De todos os sete chakras, o coronário é o mais difícil de abordar sem que as palavras se tornem abstratas ou exageradas. Sahasrara aponta para algo que é mais fácil de sentir do que de definir: uma qualidade de conexão que excede a experiência individual, uma sensação de fazer parte de algo que não começa nem termina em você.
Localização e Cor
Sahasrara fica no topo da cabeça, na coroa, e é frequentemente descrito como estendendo-se ligeiramente acima dela. É o ponto mais elevado do sistema principal de chakras, e em muitos diagramas tradicionais é retratado como uma flor de lótus de mil pétalas, aberta em direção ao céu.
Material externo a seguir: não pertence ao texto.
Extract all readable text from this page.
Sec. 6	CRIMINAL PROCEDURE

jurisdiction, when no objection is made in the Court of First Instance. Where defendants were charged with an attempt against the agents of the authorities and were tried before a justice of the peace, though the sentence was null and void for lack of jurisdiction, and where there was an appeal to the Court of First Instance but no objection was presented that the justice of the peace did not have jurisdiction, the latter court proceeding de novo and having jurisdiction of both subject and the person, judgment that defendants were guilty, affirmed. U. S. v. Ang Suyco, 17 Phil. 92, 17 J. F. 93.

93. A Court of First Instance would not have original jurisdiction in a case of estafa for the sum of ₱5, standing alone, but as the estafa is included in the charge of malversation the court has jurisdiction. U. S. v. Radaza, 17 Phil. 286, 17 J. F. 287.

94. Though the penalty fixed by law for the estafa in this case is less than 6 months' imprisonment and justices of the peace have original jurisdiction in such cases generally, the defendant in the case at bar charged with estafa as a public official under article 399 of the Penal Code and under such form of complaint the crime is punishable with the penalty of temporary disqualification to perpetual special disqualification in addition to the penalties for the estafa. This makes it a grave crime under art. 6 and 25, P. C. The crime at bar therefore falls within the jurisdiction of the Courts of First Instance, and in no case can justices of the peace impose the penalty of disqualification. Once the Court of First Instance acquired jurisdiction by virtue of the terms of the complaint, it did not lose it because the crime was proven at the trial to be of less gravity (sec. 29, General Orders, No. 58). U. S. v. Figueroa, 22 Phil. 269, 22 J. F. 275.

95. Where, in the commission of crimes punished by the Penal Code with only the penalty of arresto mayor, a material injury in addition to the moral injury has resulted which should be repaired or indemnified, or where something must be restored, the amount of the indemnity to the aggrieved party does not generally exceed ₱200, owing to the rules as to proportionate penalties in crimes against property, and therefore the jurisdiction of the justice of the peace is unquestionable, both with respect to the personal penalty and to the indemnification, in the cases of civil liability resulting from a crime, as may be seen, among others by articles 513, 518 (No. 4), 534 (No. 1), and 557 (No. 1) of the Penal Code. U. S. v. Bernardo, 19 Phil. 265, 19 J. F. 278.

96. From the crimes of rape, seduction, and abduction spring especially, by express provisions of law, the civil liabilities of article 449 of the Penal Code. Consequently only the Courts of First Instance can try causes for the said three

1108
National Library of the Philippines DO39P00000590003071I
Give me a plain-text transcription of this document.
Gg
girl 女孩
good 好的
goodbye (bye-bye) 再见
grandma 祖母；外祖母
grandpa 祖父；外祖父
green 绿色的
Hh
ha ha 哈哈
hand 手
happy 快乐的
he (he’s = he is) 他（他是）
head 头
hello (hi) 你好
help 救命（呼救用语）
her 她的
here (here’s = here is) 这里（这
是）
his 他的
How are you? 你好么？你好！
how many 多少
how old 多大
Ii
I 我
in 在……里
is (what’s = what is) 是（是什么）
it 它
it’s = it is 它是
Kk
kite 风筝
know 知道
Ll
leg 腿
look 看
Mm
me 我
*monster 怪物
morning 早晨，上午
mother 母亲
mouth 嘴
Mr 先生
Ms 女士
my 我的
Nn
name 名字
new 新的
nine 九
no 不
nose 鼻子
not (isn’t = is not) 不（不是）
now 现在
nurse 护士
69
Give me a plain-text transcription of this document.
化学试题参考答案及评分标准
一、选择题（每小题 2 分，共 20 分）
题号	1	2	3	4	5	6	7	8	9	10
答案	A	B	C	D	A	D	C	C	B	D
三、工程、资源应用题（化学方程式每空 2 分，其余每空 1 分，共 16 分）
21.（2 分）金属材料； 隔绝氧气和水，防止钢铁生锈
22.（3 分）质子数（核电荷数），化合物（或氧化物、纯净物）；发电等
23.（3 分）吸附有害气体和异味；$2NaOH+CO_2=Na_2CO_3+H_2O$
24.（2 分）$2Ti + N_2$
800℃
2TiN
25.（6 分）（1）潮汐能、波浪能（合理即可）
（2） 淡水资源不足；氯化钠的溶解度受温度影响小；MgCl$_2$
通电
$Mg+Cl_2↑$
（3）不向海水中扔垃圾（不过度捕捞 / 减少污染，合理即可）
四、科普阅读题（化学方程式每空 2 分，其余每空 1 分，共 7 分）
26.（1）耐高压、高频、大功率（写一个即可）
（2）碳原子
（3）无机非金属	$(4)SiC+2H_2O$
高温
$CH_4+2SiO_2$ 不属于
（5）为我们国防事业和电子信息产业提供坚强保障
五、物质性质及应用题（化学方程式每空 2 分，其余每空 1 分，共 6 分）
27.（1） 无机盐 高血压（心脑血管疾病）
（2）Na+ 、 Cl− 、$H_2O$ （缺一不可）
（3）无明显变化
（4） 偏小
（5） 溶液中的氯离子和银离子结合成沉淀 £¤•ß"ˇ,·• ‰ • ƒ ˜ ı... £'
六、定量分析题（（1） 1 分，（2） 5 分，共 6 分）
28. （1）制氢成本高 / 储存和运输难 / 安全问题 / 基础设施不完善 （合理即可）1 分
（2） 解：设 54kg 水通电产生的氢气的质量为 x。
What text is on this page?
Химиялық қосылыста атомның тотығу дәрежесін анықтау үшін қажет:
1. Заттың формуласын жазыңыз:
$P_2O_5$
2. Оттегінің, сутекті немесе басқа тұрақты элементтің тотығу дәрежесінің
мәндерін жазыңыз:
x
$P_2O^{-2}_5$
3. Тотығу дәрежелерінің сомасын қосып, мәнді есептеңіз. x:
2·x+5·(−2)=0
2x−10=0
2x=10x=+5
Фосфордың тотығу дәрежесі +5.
Suas cores são o violeta e o branco. O violeta posiciona Sahasrara na fronteira superior do espectro visível, a última cor antes de a luz se tornar invisível ao olho humano. O branco, usado de forma intercambiável em muitas tradições, fala de uma qualidade de inteireza: todas as cores reunidas, nenhuma separada. Ambas as cores carregam a mesma qualidade essencial: abertura além de categorias.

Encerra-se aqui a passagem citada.